[tpm] New Regex question
Tom Legrady
legrady at gmail.com
Sun Oct 28 11:44:15 PDT 2012
On Sun, Oct 28, 2012 at 2:23 PM, Chris Jones <cj at enersave.ca> wrote:
> At 07:22 PM 27/10/2012, Uri Guttman wrote:
>
>> On 10/27/2012 06:57 PM, Rob Janes wrote:
>>
>>> $1 doesn't work.
>>>
>>> \1 is the characters matched while $1 is the pattern matched.
>>>
>>> It only matters if u want to match pure string.
>>>
>>
>> that is wrong. both are only references to a grab which is always a
>> string. you can use \1 in the regex to match what you have previously
>> matched and grabbed. $1 is used in the replacement or after the regex to
>> get what was grabbed. neither contains a regex.
>>
>> uri
>>
>
> Chapman states that \1 is used with in the pattern and $1 is used
> everywhere else. He offers this example:
>
> while(<>)
> {
> s/(\w+ and \1/$1 twice/;
> s/(w+) and (\w+)/$2 and $1/;
> }
>
> This example reverses pairs of different words, 'Marks and Spencer' into
> 'Spencer and Marks', and collapses identical pairs, taking 'Sattchi and
> Sattchi' into 'Sattchi twice'
>
> So, my example should be $exp =~ s/(\s|\r\n)\1+/$1/g;
>
You don't need \r\n ... \n is sufficient:
"\n matches a logical newline.
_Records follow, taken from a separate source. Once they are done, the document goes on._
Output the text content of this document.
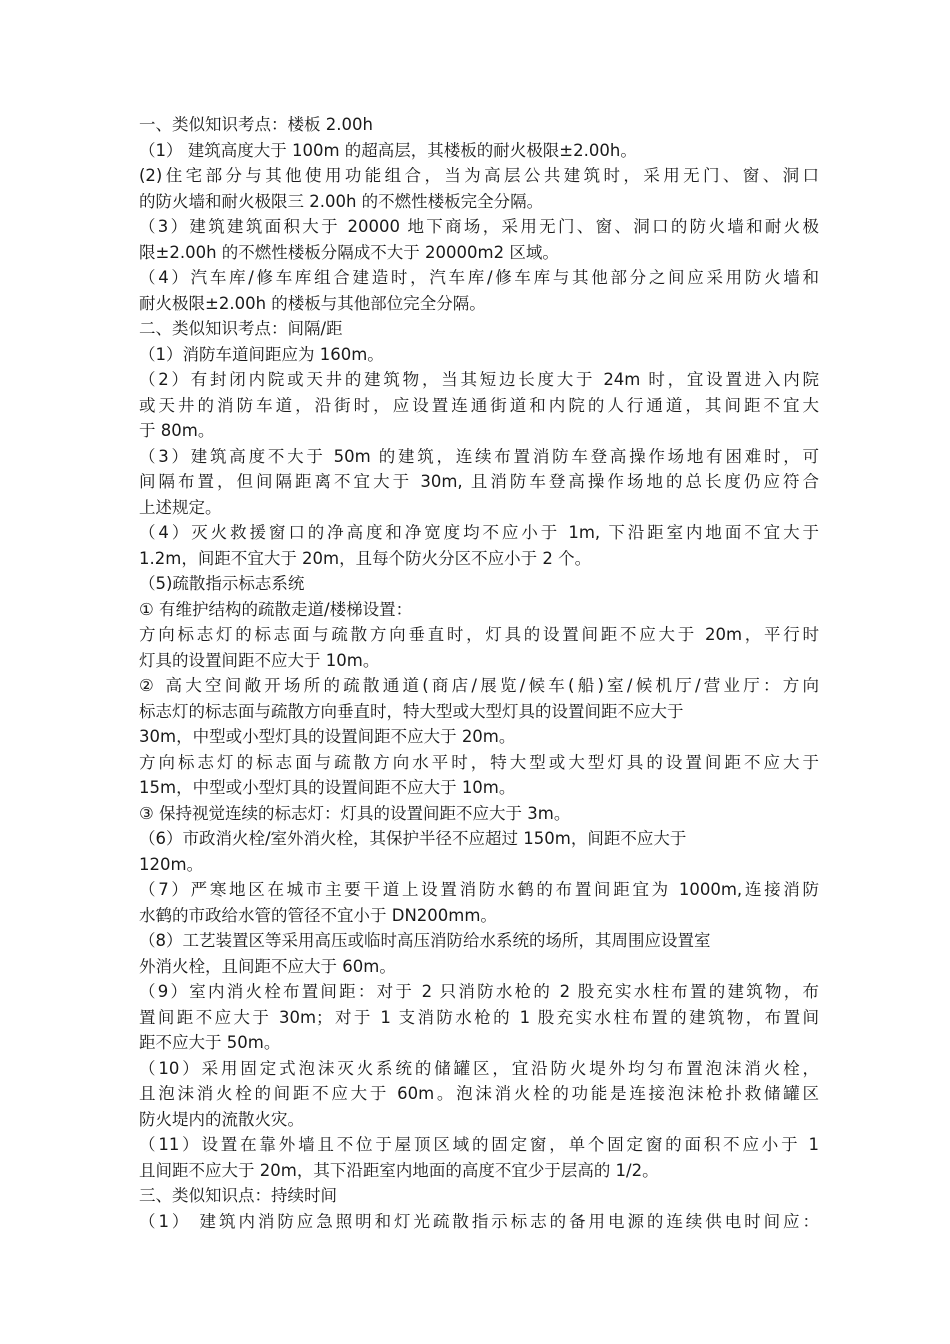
一、类似知识考点：楼板 2.00h
（1） 建筑高度大于 100m 的超高层，其楼板的耐火极限±2.00h。
(2)住宅部分与其他使用功能组合，当为高层公共建筑时，采用无门、窗、洞口
的防火墙和耐火极限三 2.00h 的不燃性楼板完全分隔。
（3）建筑建筑面积大于 20000 地下商场，采用无门、窗、洞口的防火墙和耐火极
限±2.00h 的不燃性楼板分隔成不大于 20000m2 区域。
（4）汽车库/修车库组合建造时，汽车库/修车库与其他部分之间应采用防火墙和
耐火极限±2.00h 的楼板与其他部位完全分隔。
二、类似知识考点：间隔/距
（1）消防车道间距应为 160m。
（2）有封闭内院或天井的建筑物，当其短边长度大于 24m 时，宜设置进入内院
或天井的消防车道，沿街时，应设置连通街道和内院的人行通道，其间距不宜大
于 80m。
（3）建筑高度不大于 50m 的建筑，连续布置消防车登高操作场地有困难时，可
间隔布置，但间隔距离不宜大于 30m, 且消防车登高操作场地的总长度仍应符合
上述规定。
（4）灭火救援窗口的净高度和净宽度均不应小于 1m, 下沿距室内地面不宜大于
1.2m，间距不宜大于 20m，且每个防火分区不应小于 2 个。
（5)疏散指示标志系统
① 有维护结构的疏散走道/楼梯设置：
方向标志灯的标志面与疏散方向垂直时，灯具的设置间距不应大于 20m，平行时
灯具的设置间距不应大于 10m。
② 高大空间敞开场所的疏散通道(商店/展览/候车(船)室/候机厅/营业厅：方向
标志灯的标志面与疏散方向垂直时，特大型或大型灯具的设置间距不应大于
30m，中型或小型灯具的设置间距不应大于 20m。
方向标志灯的标志面与疏散方向水平时，特大型或大型灯具的设置间距不应大于
15m，中型或小型灯具的设置间距不应大于 10m。
③ 保持视觉连续的标志灯：灯具的设置间距不应大于 3m。
（6）市政消火栓/室外消火栓，其保护半径不应超过 150m，间距不应大于
120m。
（7）严寒地区在城市主要干道上设置消防水鹤的布置间距宜为 1000m,连接消防
水鹤的市政给水管的管径不宜小于 DN200mm。
（8）工艺装置区等采用高压或临时高压消防给水系统的场所，其周围应设置室
外消火栓，且间距不应大于 60m。
（9）室内消火栓布置间距：对于 2 只消防水枪的 2 股充实水柱布置的建筑物，布
置间距不应大于 30m；对于 1 支消防水枪的 1 股充实水柱布置的建筑物，布置间
距不应大于 50m。
（10）采用固定式泡沫灭火系统的储罐区，宜沿防火堤外均匀布置泡沫消火栓，
且泡沫消火栓的间距不应大于 60m。泡沫消火栓的功能是连接泡沫枪扑救储罐区
防火堤内的流散火灾。
（11）设置在靠外墙且不位于屋顶区域的固定窗，单个固定窗的面积不应小于 1
且间距不应大于 20m，其下沿距室内地面的高度不宜少于层高的 1/2。
三、类似知识点：持续时间
（1） 建筑内消防应急照明和灯光疏散指示标志的备用电源的连续供电时间应：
Perl converts between \n and your
OS's native newline character when reading from or writing to text
files."
'Character Escapes'
in http://perldoc.perl.org/perlrebackslash.html
Also, do you want to wind up with either a space or a newline,
accidentally, depending on which one came first?
Consider "line 1 \n \nline 3" collapsing into "line1 line 3"
compared to "line 1\n \nline 3" collapsing into "line1\nline 3"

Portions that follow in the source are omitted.